= Neocomian =

Geological time period

In geology, Neocomian was a name given to the lowest stage of the Cretaceous system. It is generally considered to encompass the interval now covered by the Berriasian, Valanginian and Hauterivian, from approximately 145 to 130 Ma. It was introduced by Jules Thurmann in 1835 on account of the development of these rocks at Neuchâtel (Neocomum), Switzerland. It has been employed in more than one sense. In the type area the rocks have been divided into two sub-stages, a lower, Valanginian (from Valengin, Pierre Jean Édouard Desor, 1854) and an upper, Hauterivian (from Hauterive, Eugène Renevier, 1874); there is also another local sub-stage, the infra-Valanginian or Berriasian (from Berrias, Henri Coquand, 1876). These three sub-stages constitute the Neocomian in its restricted sense. Adolf von Koenen and other German geologists extend the use of the term to include the whole of the Lower Cretaceous up to the top of the Gault or Albian. Eugène Renevier divided the Lower Cretaceous into the Neocomian division, embracing the three sub-stages mentioned above, and an Urgonian division, including the Barremian, Rhodanian and Aptian sub-stages. Sir A. Geikie (Text Book of Geology, 4th ed., 1903) regards Neocomian as synonymous with Lower Cretaceous, and he, like Renevier, closes this portion of the system at the top of the Lower Greensand (Aptian). Other British geologists (A. J. Jukes-Browne, &c.) restrict the Neocomian to the marine beds of Speeton and Tealby, and their estuarine equivalents, the Weald Clay and Hastings Sands (Wealden). Much confusion would be avoided by dropping the term Neocomian entirely and employing instead, for the type area, the sub-divisions given above. This becomes the more obvious when it is pointed out that the Berriasian type is limited to Dauphine; the Valanginian has not a much wider range; and the Hauterivian does not extend north of the Paris basin.
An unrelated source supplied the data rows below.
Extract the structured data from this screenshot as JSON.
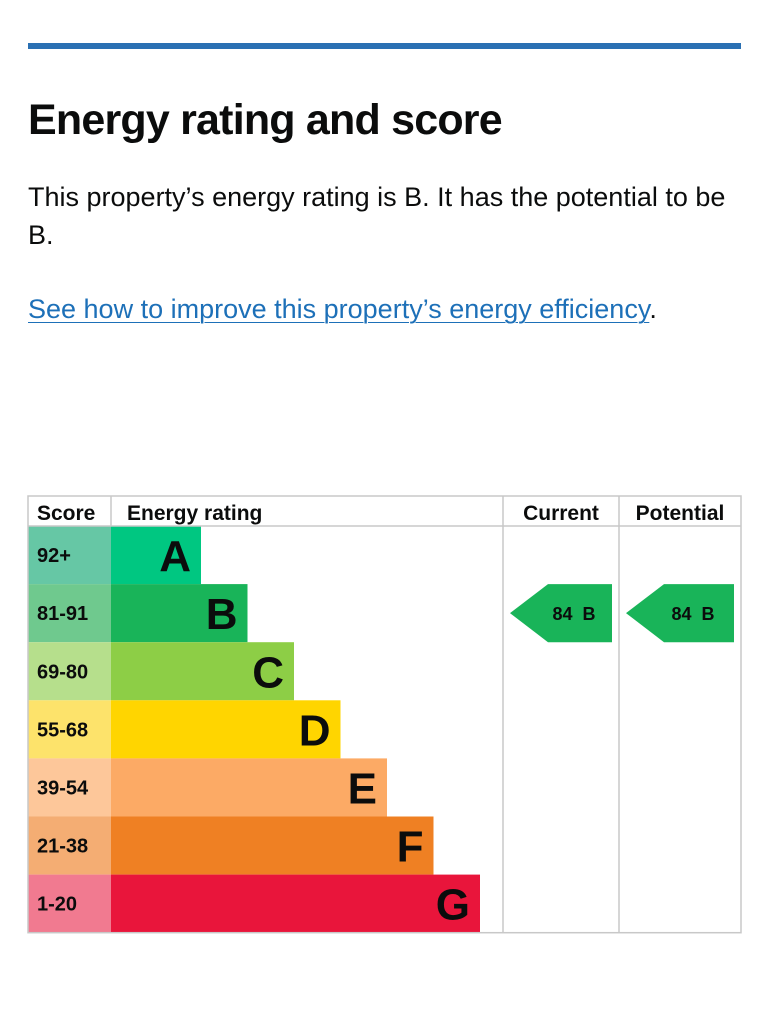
{
  "header": {
    "title": "Energy rating and score",
    "intro": "This property’s energy rating is B. It has the potential to be B.",
    "improve_link": "See how to improve this property’s energy efficiency",
    "improve_suffix": "."
  },
  "colors": {
    "rule": "#2a70b3",
    "link": "#1d70b8",
    "grid": "#c8c8c8"
  },
  "chart_data": {
    "type": "table",
    "columns": [
      "Score",
      "Energy rating",
      "Current",
      "Potential"
    ],
    "bands": [
      {
        "score": "92+",
        "letter": "A",
        "bar_color": "#00c781",
        "score_bg": "#66c7a5"
      },
      {
        "score": "81-91",
        "letter": "B",
        "bar_color": "#19b459",
        "score_bg": "#6fc98e"
      },
      {
        "score": "69-80",
        "letter": "C",
        "bar_color": "#8dce46",
        "score_bg": "#b6df8c"
      },
      {
        "score": "55-68",
        "letter": "D",
        "bar_color": "#ffd500",
        "score_bg": "#fde36b"
      },
      {
        "score": "39-54",
        "letter": "E",
        "bar_color": "#fcaa65",
        "score_bg": "#fdc79a"
      },
      {
        "score": "21-38",
        "letter": "F",
        "bar_color": "#ef8023",
        "score_bg": "#f4ad73"
      },
      {
        "score": "1-20",
        "letter": "G",
        "bar_color": "#e9153b",
        "score_bg": "#f17a90"
      }
    ],
    "current": {
      "score": 84,
      "band": "B",
      "label": "84  B",
      "color": "#19b459"
    },
    "potential": {
      "score": 84,
      "band": "B",
      "label": "84  B",
      "color": "#19b459"
    }
  }
}
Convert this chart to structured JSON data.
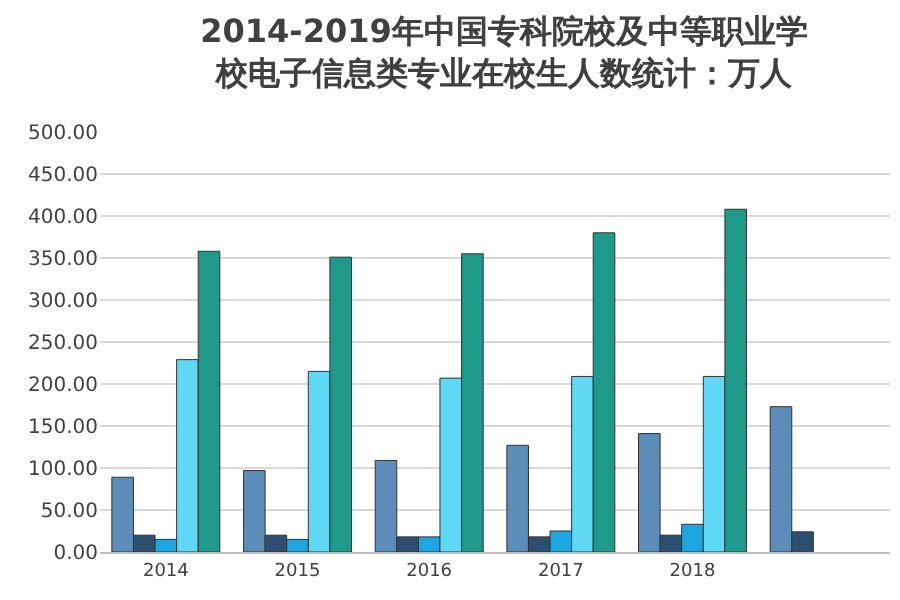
{
  "chart_data": {
    "type": "bar",
    "title": "2014-2019年中国专科院校及中等职业学校电子信息类专业在校生人数统计：万人",
    "categories": [
      "2014",
      "2015",
      "2016",
      "2017",
      "2018",
      null
    ],
    "series": [
      {
        "color": "#5b8db8",
        "values": [
          89,
          97,
          109,
          127,
          141,
          173
        ]
      },
      {
        "color": "#2d4f70",
        "values": [
          20,
          20,
          18,
          18,
          20,
          24
        ]
      },
      {
        "color": "#1ea6e0",
        "values": [
          15,
          15,
          18,
          25,
          33,
          null
        ]
      },
      {
        "color": "#5ed8f5",
        "values": [
          229,
          215,
          207,
          209,
          209,
          null
        ]
      },
      {
        "color": "#1f9a8a",
        "values": [
          358,
          351,
          355,
          380,
          408,
          null
        ]
      }
    ],
    "ylim": [
      0,
      500
    ],
    "yticks": [
      {
        "value": 0,
        "label": "0.00"
      },
      {
        "value": 50,
        "label": "50.00"
      },
      {
        "value": 100,
        "label": "100.00"
      },
      {
        "value": 150,
        "label": "150.00"
      },
      {
        "value": 200,
        "label": "200.00"
      },
      {
        "value": 250,
        "label": "250.00"
      },
      {
        "value": 300,
        "label": "300.00"
      },
      {
        "value": 350,
        "label": "350.00"
      },
      {
        "value": 400,
        "label": "400.00"
      },
      {
        "value": 450,
        "label": "450.00"
      },
      {
        "value": 500,
        "label": "500.00"
      }
    ],
    "grid": "y"
  }
}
Characteristic fossils of the Berriasian are Hoplites euthymi, H. occitanicus; of the Valanginian, Natica leviathan, Belémnites pistilliformis and B. dilatatus, Oxynoticeras Gevrili; of the Hauterivian, Hoplites radiatus, Crioceras capricornu, Exogyra Couloni and Toxaster complanatus. The marine equivalents of these rocks in England are the lower Speeton Clays of Yorkshire and the Tealby beds of Lincolnshire. The Wealden beds of southern England represent approximately an estuarine phase of deposit of the same age. The Hils clay of Germany and Wealden of Hanover; the limestones and shales of Teschen; the Aptychus and Pygope diphyoides marls of Spain, and the Petchorian formation of Russia are equivalents of the Neocomian in its narrower sense.